Behind that wall of customer-facing information is a lot of other information. About us. Information we have trusted the company with. Yet it seems Amazon has done a remarkably poor job minding that particular store. In the current issue of Wired, Will Evans writes about “Amazon’s Dark Secret”—one that’s been obscured by Amazon’s disingenuous assertions that privacy is “sewn into” everything the company does. (Read the full eye-popping article from Reveal and Wired here.)
Too many of the company’s 575,000 employees worldwide have access to customer data. This has allowed low-level employees to snoop on purchases made by celebs, to use customer data to help third-party sellers sabotage their competitors, to mess with Amazon’s product review system, and to enable sale of low-quality knock-off products.
Our data were so readily available that, for years, Amazon didn’t even know where the relevant databases—including credit card numbers—were. Funny, hackers could find them. If a design team wanted a database, it was readily available to them. If they made a copy, no one in the company security apparatus knew. In short, “Amazon had thieves in its house and sensitive data streaming out beyond its walls.”

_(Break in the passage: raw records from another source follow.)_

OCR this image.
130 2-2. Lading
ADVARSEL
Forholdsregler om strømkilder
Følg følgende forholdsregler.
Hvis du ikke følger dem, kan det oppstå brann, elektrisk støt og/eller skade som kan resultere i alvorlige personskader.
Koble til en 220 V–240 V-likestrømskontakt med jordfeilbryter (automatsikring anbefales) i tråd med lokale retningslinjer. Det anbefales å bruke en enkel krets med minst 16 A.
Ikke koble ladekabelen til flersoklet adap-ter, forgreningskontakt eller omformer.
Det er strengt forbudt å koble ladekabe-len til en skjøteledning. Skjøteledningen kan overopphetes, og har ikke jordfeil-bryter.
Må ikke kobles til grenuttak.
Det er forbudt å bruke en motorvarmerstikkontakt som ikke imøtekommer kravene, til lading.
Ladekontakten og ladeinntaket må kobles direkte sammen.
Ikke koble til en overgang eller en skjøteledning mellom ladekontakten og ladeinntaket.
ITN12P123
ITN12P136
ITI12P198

Management for years turned a blind eye to these problems. Raising a red flag was a good way for an employee, including members of the too-small security staff, to get shut down or shut out. The whole edifice became shakier when the EU established its General Data Protection Regulation, and Amazon, like every other company dealing with EU members’ citizens, had to comply by the May 2018 deadline.
Amazon spokespeople deny the general tenor of the article and emphasize progress that’s been made, but you might want to read the whole electrifying saga. Bits and pieces of this story have been coming out for several years, but like Gerald Posner’s excellent God’s Bankers, pulling all these stories together in a coherent narrative, as here, makes for a compelling indictment.